Infolge des spezifischen Gewaltverständnisses der Ablehner bedürfen sie ganz anderer präventiver Maßnahmen. Im Gegensatz zu den übrigen Aussiedlern sind sie in ihren Denk- und Handlungsweisen zu bestärken. Da die Ablehnung von Gewalt zahlreiche Gründe haben kann, gilt es, die jeweiligen Einstellungsmuster der Ablehner zu thematisieren. Hierzu bedarf es ebenfalls eines positiven Vertrauensverhältnisses, das sich bei diesen Gruppierungen aber am leichtesten herstellen lässt. Besteht erst einmal Vertrauen, können gewaltpräventive Botschaften vermittelt werden, die die bisherigen Motive der Gewaltablehnung des Einzelnen ergänzen und stärken. So kann auch das Bewusstsein für das persönliche Auftreten geschärft werden.
Obwohl Gewalt bei den Frauen der Cliquen Russlanddeutscher eine untergeordnete Rolle spielt - es sei denn, sie sind der Auslöser -, sollten auch sie präventiv begleitet werden. Sie haben meist nur geringen Einfluss auf das Gewaltverhalten ihrer Partner, weil diese sich von der Relevanz ihrer Männlichkeitsbilder nicht abbringen lassen. Für die Aussiedlerinnen geht es darum, Möglichkeiten zu eröffnen, aus dem traditionellen Rollenverständnis ihrer Partner auszubrechen, wonach sie deren Besitz und entsprechend zu behandeln sind. Eine solche Förderung ist eine Hilfe zur Selbsthilfe der Frauen. Zu diesem Zweck soll das westliche Rollenverständnis und Geschlechterverhältnis aufgezeigt werden, um alternative Denkweisen zu vermitteln, auf deren Grundlage sie ihre Situation reflektieren können.

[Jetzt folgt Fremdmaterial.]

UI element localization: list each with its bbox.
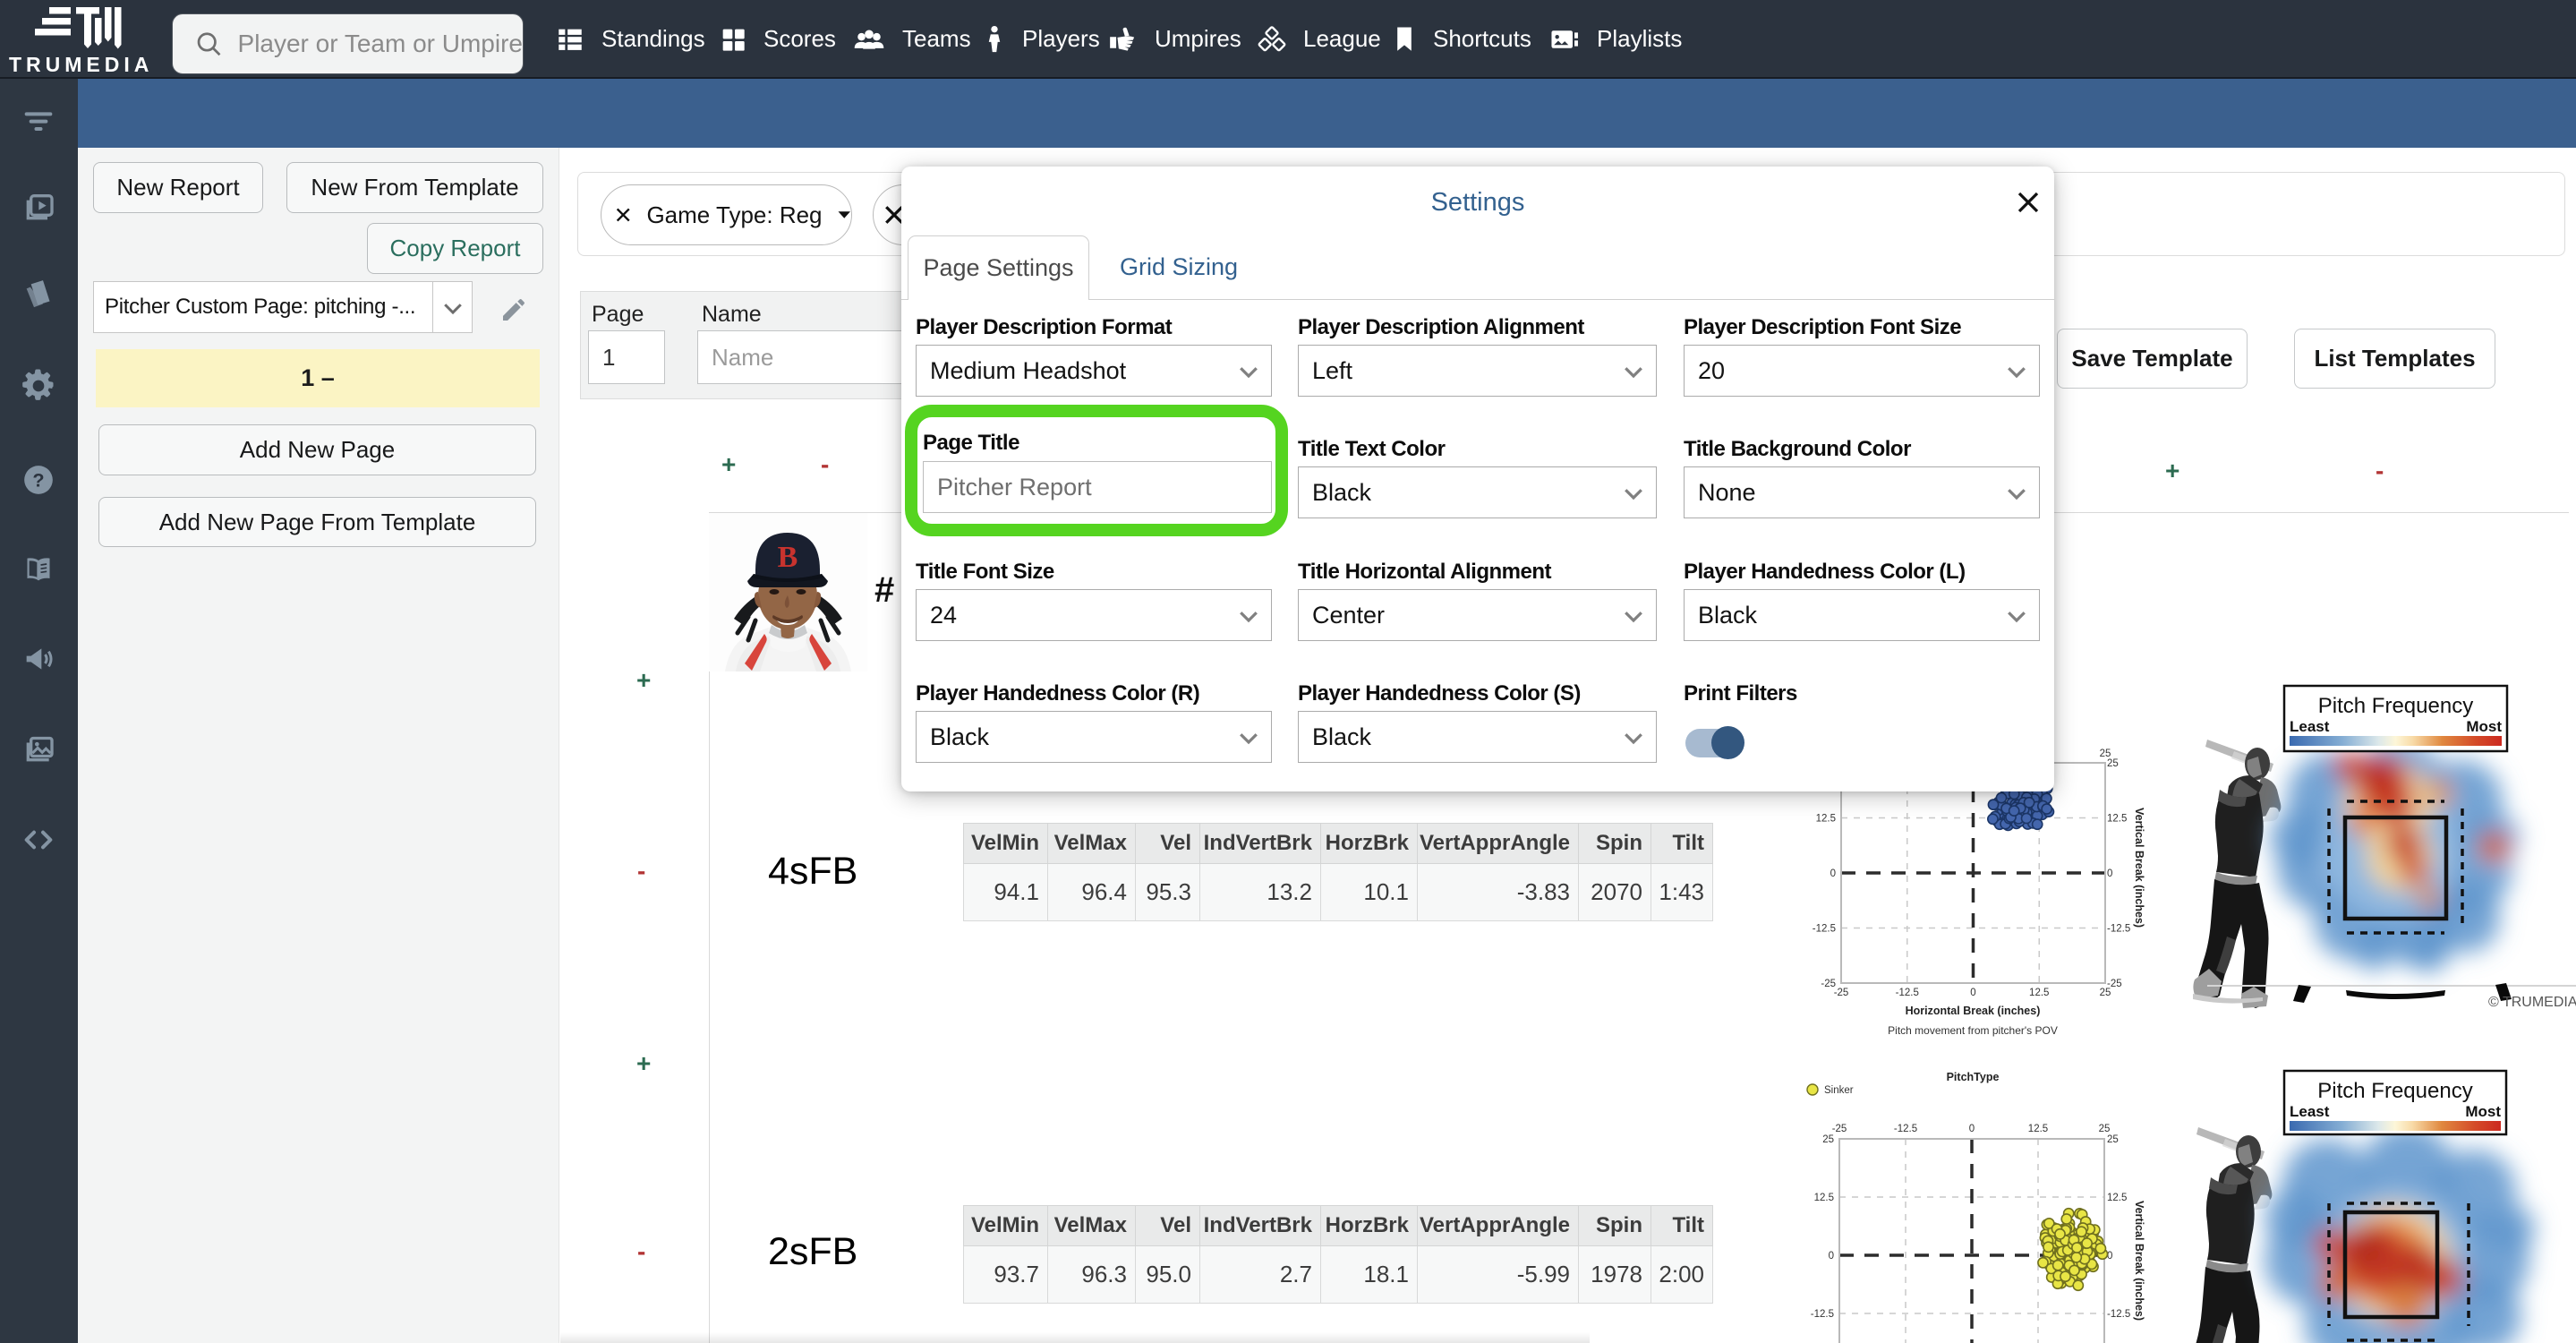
svg-text:-12.5: -12.5 xyxy=(2107,924,2130,935)
svg-text:0: 0 xyxy=(1969,1124,1975,1134)
svg-text:-12.5: -12.5 xyxy=(2107,1309,2130,1320)
svg-text:25: 25 xyxy=(1822,1134,1834,1145)
svg-text:25: 25 xyxy=(2100,748,2111,759)
svg-text:Most: Most xyxy=(2466,718,2502,735)
svg-text:0: 0 xyxy=(1830,868,1836,879)
svg-text:-25: -25 xyxy=(1834,988,1849,998)
svg-text:-12.5: -12.5 xyxy=(1896,988,1919,998)
svg-text:Pitch Frequency: Pitch Frequency xyxy=(2317,1079,2472,1103)
svg-text:Pitch movement from pitcher's: Pitch movement from pitcher's POV xyxy=(1888,1024,2058,1037)
svg-text:-12.5: -12.5 xyxy=(1894,1124,1917,1134)
svg-text:25: 25 xyxy=(2107,1134,2119,1145)
svg-text:Vertical Break (inches): Vertical Break (inches) xyxy=(2133,1201,2145,1321)
svg-text:Horizontal Break (inches): Horizontal Break (inches) xyxy=(1906,1005,2041,1017)
svg-text:Least: Least xyxy=(2290,1103,2330,1120)
svg-text:0: 0 xyxy=(1970,988,1975,998)
svg-text:-12.5: -12.5 xyxy=(1813,924,1836,935)
svg-text:-12.5: -12.5 xyxy=(1811,1309,1834,1320)
svg-text:Least: Least xyxy=(2290,718,2330,735)
svg-text:25: 25 xyxy=(2099,1124,2111,1134)
svg-text:-25: -25 xyxy=(1832,1124,1847,1134)
svg-text:© TRUMEDIA 2024: © TRUMEDIA 2024 xyxy=(2488,995,2576,1010)
svg-text:Most: Most xyxy=(2465,1103,2501,1120)
svg-text:Vertical Break (inches): Vertical Break (inches) xyxy=(2133,808,2145,928)
svg-text:PitchType: PitchType xyxy=(1947,1071,2000,1083)
svg-text:25: 25 xyxy=(2100,988,2111,998)
svg-text:12.5: 12.5 xyxy=(2028,1124,2048,1134)
svg-text:12.5: 12.5 xyxy=(2029,988,2049,998)
svg-text:25: 25 xyxy=(2107,758,2119,769)
svg-text:12.5: 12.5 xyxy=(2107,1193,2127,1203)
svg-text:12.5: 12.5 xyxy=(2107,814,2127,825)
svg-text:12.5: 12.5 xyxy=(1816,814,1836,825)
svg-text:Sinker: Sinker xyxy=(1824,1085,1854,1096)
svg-text:0: 0 xyxy=(2107,868,2112,879)
svg-text:0: 0 xyxy=(1829,1251,1834,1262)
svg-text:TRUMEDIA: TRUMEDIA xyxy=(9,53,153,76)
svg-text:12.5: 12.5 xyxy=(1814,1193,1834,1203)
svg-text:?: ? xyxy=(32,469,44,492)
svg-text:Pitch Frequency: Pitch Frequency xyxy=(2318,694,2473,718)
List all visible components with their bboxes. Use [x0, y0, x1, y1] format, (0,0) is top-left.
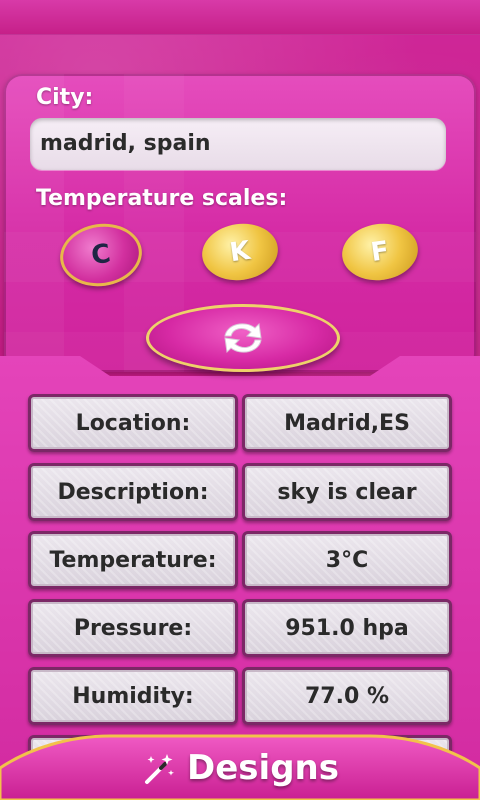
- description-value: sky is clear: [242, 463, 452, 521]
- designs-label: Designs: [187, 748, 339, 788]
- city-label: City:: [36, 85, 94, 110]
- temperature-value: 3°C: [242, 531, 452, 589]
- humidity-value: 77.0 %: [242, 667, 452, 725]
- magic-wand-icon: [145, 754, 175, 784]
- city-input[interactable]: madrid, spain: [30, 118, 446, 170]
- humidity-label: Humidity:: [28, 667, 238, 725]
- refresh-button[interactable]: [146, 304, 340, 372]
- description-label: Description:: [28, 463, 238, 521]
- status-bar: [0, 0, 480, 35]
- refresh-icon: [224, 322, 262, 354]
- temperature-label: Temperature:: [28, 531, 238, 589]
- pressure-value: 951.0 hpa: [242, 599, 452, 657]
- designs-button[interactable]: Designs: [0, 736, 480, 800]
- location-label: Location:: [28, 394, 238, 452]
- location-value: Madrid,ES: [242, 394, 452, 452]
- pressure-label: Pressure:: [28, 599, 238, 657]
- temperature-scales-label: Temperature scales:: [36, 186, 288, 211]
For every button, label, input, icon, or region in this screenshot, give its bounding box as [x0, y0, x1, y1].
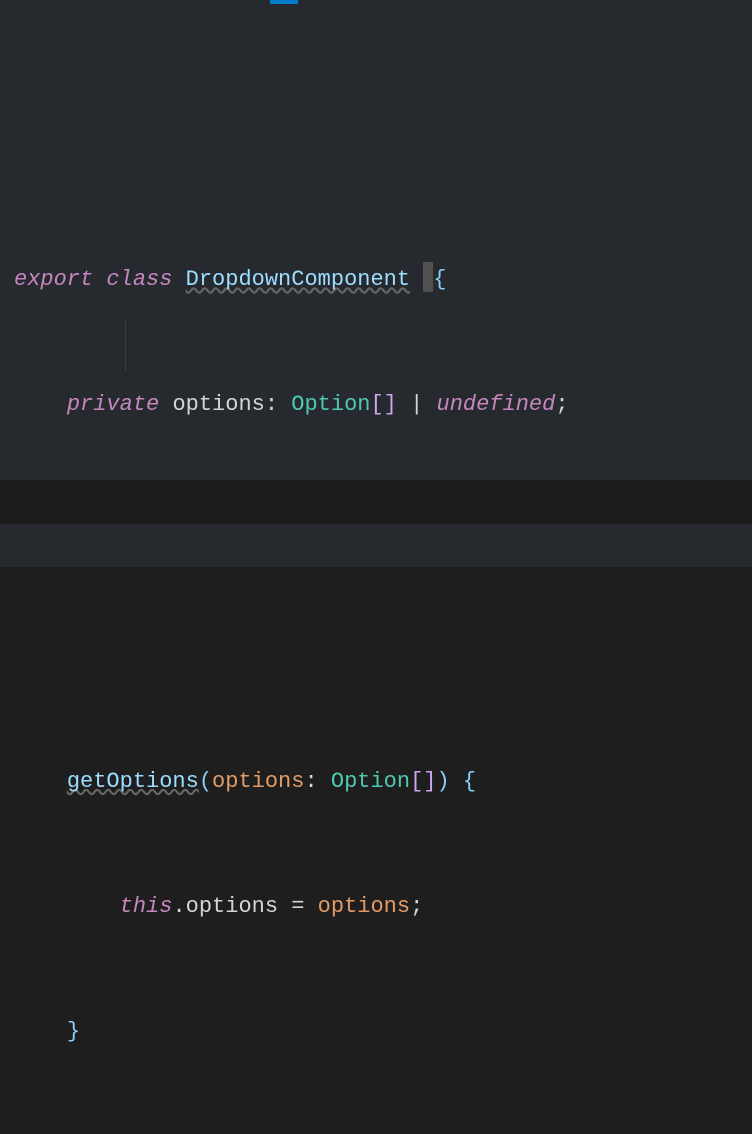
code-line: }: [14, 1011, 752, 1053]
equals: =: [278, 894, 318, 919]
indent: [14, 1019, 67, 1044]
keyword-this: this: [120, 894, 173, 919]
dot: .: [172, 894, 185, 919]
type-name: Option: [331, 769, 410, 794]
class-name: DropdownComponent: [186, 267, 410, 292]
indent: [14, 392, 67, 417]
indent: [14, 769, 67, 794]
brace-open: {: [463, 769, 476, 794]
code-line: export class DropdownComponent {: [14, 259, 752, 301]
code-line: getOptions(options: Option[]) {: [14, 761, 752, 803]
code-line: this.options = options;: [14, 886, 752, 928]
indent: [14, 894, 120, 919]
blank-line: [14, 635, 752, 677]
brace-open: {: [433, 267, 446, 292]
colon: :: [304, 769, 317, 794]
array-brackets: []: [370, 392, 396, 417]
paren-open: (: [199, 769, 212, 794]
identifier: options: [172, 392, 264, 417]
keyword-export: export: [14, 267, 93, 292]
keyword-class: class: [106, 267, 172, 292]
method-name: getOptions: [67, 769, 199, 794]
change-marker: [270, 0, 298, 4]
keyword-undefined: undefined: [437, 392, 556, 417]
code-line: private options: Option[] | undefined;: [14, 384, 752, 426]
colon: :: [265, 392, 278, 417]
brace-close: }: [67, 1019, 80, 1044]
code-editor[interactable]: export class DropdownComponent { private…: [0, 0, 752, 567]
array-brackets: []: [410, 769, 436, 794]
parameter: options: [212, 769, 304, 794]
keyword-private: private: [67, 392, 159, 417]
semicolon: ;: [410, 894, 423, 919]
property: options: [186, 894, 278, 919]
current-line-highlight: [0, 480, 752, 524]
semicolon: ;: [555, 392, 568, 417]
pipe-op: |: [397, 392, 437, 417]
type-name: Option: [291, 392, 370, 417]
indent-guide: [125, 320, 126, 371]
cursor-marker: [423, 262, 433, 292]
paren-close: ): [437, 769, 450, 794]
identifier-rhs: options: [318, 894, 410, 919]
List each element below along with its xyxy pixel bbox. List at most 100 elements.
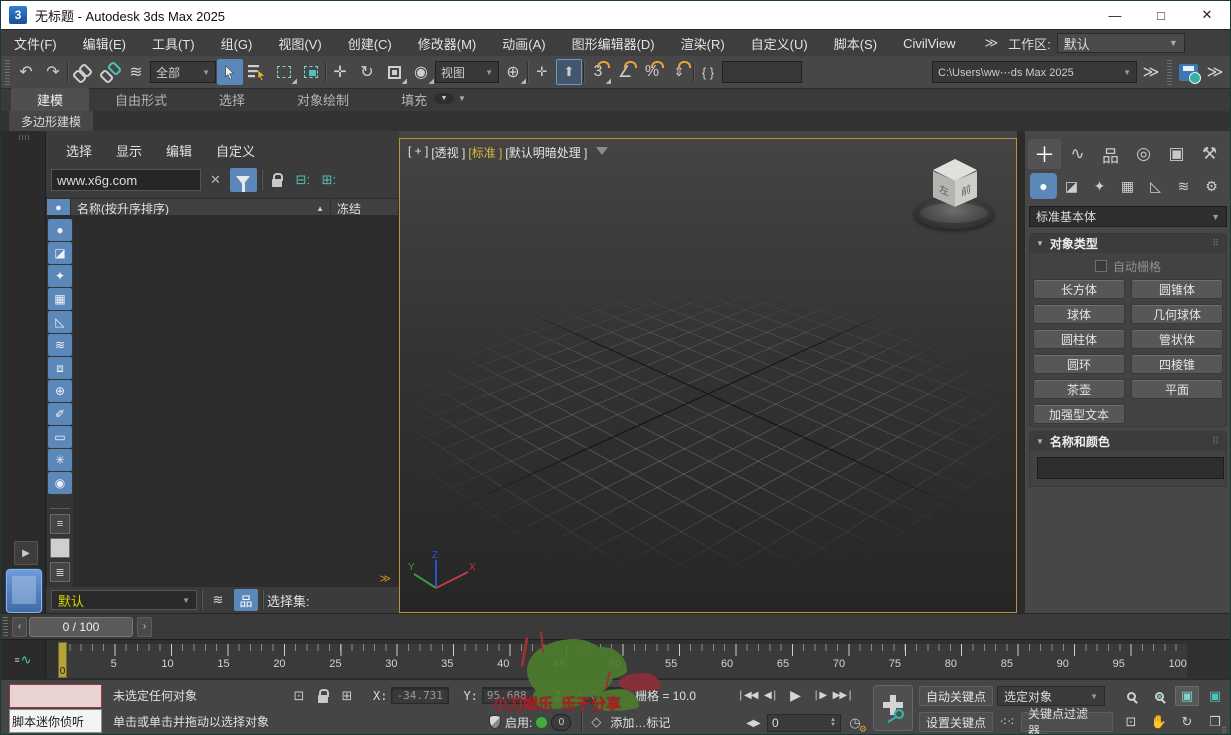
primitive-button[interactable]: 球体 [1033,304,1125,324]
display-lights[interactable]: ✦ [48,265,72,287]
display-groups[interactable]: ⧈ [48,357,72,379]
display-spacewarps[interactable]: ≋ [48,334,72,356]
explorer-object-list[interactable]: ● ◪ ✦ ▦ ◺ ≋ ⧈ ⊕ ✐ ▭ ✳ ◉ ≡ ≣ [46,215,399,606]
ribbon-tab[interactable]: 对象绘制 [271,88,375,111]
time-slider-handle[interactable]: 0 / 100 [29,616,133,637]
explorer-preset-dropdown[interactable]: 默认 ▼ [51,590,197,610]
select-and-rotate-button[interactable]: ↻ [354,59,380,85]
display-helpers[interactable]: ◺ [48,311,72,333]
ribbon-tab[interactable]: 建模 [11,88,90,111]
shield-icon[interactable] [489,715,501,729]
name-color-rollout-header[interactable]: ▼ 名称和颜色 ⠿ [1030,432,1226,451]
add-time-tag-button[interactable]: 添加…标记 [610,714,670,731]
time-configuration-button[interactable]: ◷ ⚙ [845,713,867,734]
auto-key-button[interactable]: 自动关键点 [919,686,993,706]
primitive-button[interactable]: 茶壶 [1033,379,1125,399]
lock-explorer-button[interactable] [266,170,288,190]
menu-item[interactable]: 编辑(E) [70,30,139,56]
zoom-icon[interactable] [1119,686,1143,706]
viewcube-cube[interactable]: 左 前 [931,159,979,211]
menu-item[interactable]: CivilView [890,30,969,56]
spinner-arrows-icon[interactable]: ▲ ▼ [830,717,836,728]
selection-filter-dropdown[interactable]: 全部 ▼ [150,61,216,83]
menu-item[interactable]: 脚本(S) [821,30,890,56]
display-shapes[interactable]: ◪ [48,242,72,264]
search-input[interactable] [51,169,201,191]
y-coordinate-field[interactable]: 95.688 [481,687,540,704]
project-folder-dropdown[interactable]: C:\Users\ww⋯ds Max 2025 ▼ [932,61,1137,83]
viewport-filter-icon[interactable] [596,147,609,155]
go-to-end-button[interactable]: ▶▶❘ [833,686,855,705]
primitive-button[interactable]: 长方体 [1033,279,1125,299]
use-pivot-center-button[interactable]: ⊕ ◢ [500,59,526,85]
undo-button[interactable]: ↶ [13,59,39,85]
ribbon-subtab-polygon-modeling[interactable]: 多边形建模 [9,111,94,132]
menu-item[interactable]: 渲染(R) [668,30,738,56]
time-slider-drag-handle[interactable] [3,617,8,636]
geometry-category-button[interactable]: ● [1030,173,1057,199]
reference-coordinate-dropdown[interactable]: 视图 ▼ [435,61,499,83]
zoom-extents-icon[interactable]: ▣ [1175,686,1199,706]
display-geometry[interactable]: ● [48,219,72,241]
unlink-selection-button[interactable] [96,59,122,85]
object-properties-button[interactable]: ≣ [50,562,70,582]
next-key-button[interactable]: ❘▶ [809,686,829,705]
toolbar-overflow2-icon[interactable]: ≫ [1202,59,1228,85]
keyboard-shortcut-override-button[interactable]: ⬆ [556,59,582,85]
maxscript-mini-listener-macro[interactable] [9,684,102,708]
menu-item[interactable]: 创建(C) [335,30,405,56]
select-and-manipulate-button[interactable]: ✛ [529,59,555,85]
toolbar-drag-handle[interactable] [5,59,10,85]
display-visibility[interactable]: ◉ [48,472,72,494]
spinner-snap-button[interactable]: ⇕ [666,59,692,85]
selection-lock-button[interactable] [313,686,333,706]
display-containers[interactable]: ▭ [48,426,72,448]
key-selection-dropdown[interactable]: 选定对象 ▼ [997,686,1105,706]
previous-key-button[interactable]: ◀❘ [761,686,781,705]
display-xrefs[interactable]: ⊕ [48,380,72,402]
menu-item[interactable]: 视图(V) [265,30,334,56]
ribbon-tab[interactable]: 自由形式 [89,88,193,111]
minimize-button[interactable]: — [1092,1,1138,29]
scene-explorer-menu-item[interactable]: 显示 [106,139,152,162]
z-coordinate-field[interactable]: 0.0 [572,687,631,704]
scene-explorer-menu-item[interactable]: 编辑 [156,139,202,162]
blank-swatch-button[interactable] [50,538,70,558]
select-and-place-button[interactable]: ◉ ◢ [408,59,434,85]
primitive-button[interactable]: 几何球体 [1131,304,1223,324]
primitive-button[interactable]: 圆柱体 [1033,329,1125,349]
window-crossing-toggle-button[interactable] [298,59,324,85]
select-and-move-button[interactable]: ✛ [327,59,353,85]
systems-category-button[interactable]: ⚙ [1198,173,1225,199]
keying-steps-icon[interactable]: ⁖⁖ [997,712,1017,732]
percent-snap-button[interactable]: % [639,59,665,85]
filter-button[interactable] [229,168,257,192]
track-bar[interactable]: ≡∿ 0 5 10 15 20 25 30 35 40 45 50 55 60 65 70 75 80 85 90 9… [1,639,1230,679]
display-children-button[interactable]: ≡ [50,514,70,534]
open-mini-curve-editor-button[interactable]: ≡ ∿ [1,640,46,679]
hierarchy-tab[interactable]: 品 [1094,139,1127,169]
redo-button[interactable]: ↷ [40,59,66,85]
go-to-start-button[interactable]: ❘◀◀ [737,686,759,705]
hierarchy-view-button[interactable]: 品 [234,589,258,611]
warning-count-button[interactable]: 0 [551,713,572,731]
viewport-shading-menu[interactable]: [默认明暗处理 ] [505,144,587,161]
select-by-name-button[interactable] [244,59,270,85]
create-tab[interactable]: ＋ [1028,139,1061,169]
helpers-category-button[interactable]: ◺ [1142,173,1169,199]
resize-grip-icon[interactable]: ⠿ [1221,726,1228,734]
rectangular-selection-region-button[interactable]: ◢ [271,59,297,85]
shapes-category-button[interactable]: ◪ [1058,173,1085,199]
viewport-layout-tab-button[interactable] [6,569,42,613]
primitive-button[interactable]: 加强型文本 [1033,404,1125,424]
scene-explorer-menu-item[interactable]: 选择 [56,139,102,162]
autosave-button[interactable] [1175,59,1201,85]
menu-item[interactable]: 动画(A) [489,30,558,56]
menu-item[interactable]: 组(G) [208,30,266,56]
display-particles[interactable]: ✳ [48,449,72,471]
primitive-button[interactable]: 四棱锥 [1131,354,1223,374]
expand-hierarchy-button[interactable]: ⊟: [292,170,314,190]
isolate-selection-button[interactable]: ⊡ [289,686,309,706]
primitive-button[interactable]: 管状体 [1131,329,1223,349]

In diesem Zusammenhang ist zu bedenken, dass die Frauen in der Regel für die Erziehung der Kinder zuständig sind. Mit Blick auf die nächsten Generationen trägt ein verändertes Rollenverständnis der Frauen maßgeblich dazu bei, dass tradierte Geschlechterrollen an Relevanz verlieren, die heute noch der Gewaltkultur Vorschub leisten.
Hingegen trägt der Wandlungsprozess der männlichen Herausgewachsenen nicht dazu bei, dass bisherige Einstellungsmuster zur Gewalt überdacht werden, vielmehr wird nur auf die Anwendung verzichtet. Hinsichtlich tradierter Männlichkeits- und Rollenbilder wird also kein Wandel vollzogen, sodass die Gefahr besteht, dass je nach vorherigem Cliquentyp bestimmte Denkweisen an die kommende Generation weitergegeben werden. Abhängig davon, in welches soziale Umfeld die in Deutschland geborenen Aussiedlerkinder dann hineinwachsen, ist davon auszugehen, dass die Denkmuster der Straßenkultur über Generationen aufrechterhalten werden. Dies gilt besonders in Bezug auf segregiert lebende Russlanddeutsche in den so genannten "Russengettos", deren Integration als mangelhaft zu bezeichnen ist und die auf Grund knapper Ressourcen in Konflikt zu den anderen Bevölkerungsgruppen stehen.